Many studies have focused on the relationship between transcription factors and a variety of common pathological conditions, such as diabetes, stroke, and cancer. It has been found that abnormal transcription factor regulation can lead to aberrant expression of downstream genes, which contributes to the occurrence and development of many diseases.
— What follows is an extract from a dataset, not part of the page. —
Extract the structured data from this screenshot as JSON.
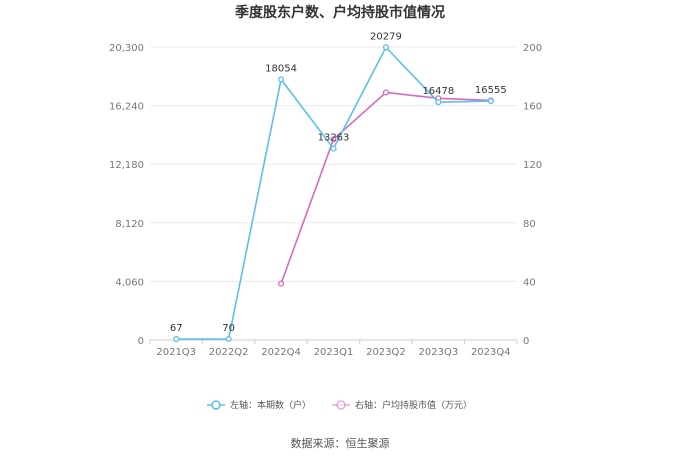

The forkhead box (FOX) transcription factor family is encoded by the FOX gene, which mediates gene transcription and follow-up functions during physiological and pathological processes. FOXF2, a member of the FOX transcription family, is expressed in various organs and tissues while maintaining their normal structural and functional development during the embryonic and adult stages. Multiple regulatory pathways that regulate FOXF2 may also be controlled by FOXF2. Abnormal FOXF2 expression induced by uncontrollable regulatory signals mediate the progression of human diseases by interfering with the cell cycle, proliferation, differentiation, invasion, and metastasis. FOXF2 manipulates downstream pathways and targets as both a pro-oncogenic and anti-oncogenic factor across different types of cancer, suggesting it may be a new potential clinical marker or therapeutic target for cancer. However, FOXF2’s biological functions and specific roles in cancer development remain unclear. In this study, we provide an overview of FOXF2’s structure, function, and regulatory mechanisms in the physiological and pathological conditions of human body. We also discussed the possible reasons why FOXF2 performs the opposite function in the same types of cancer.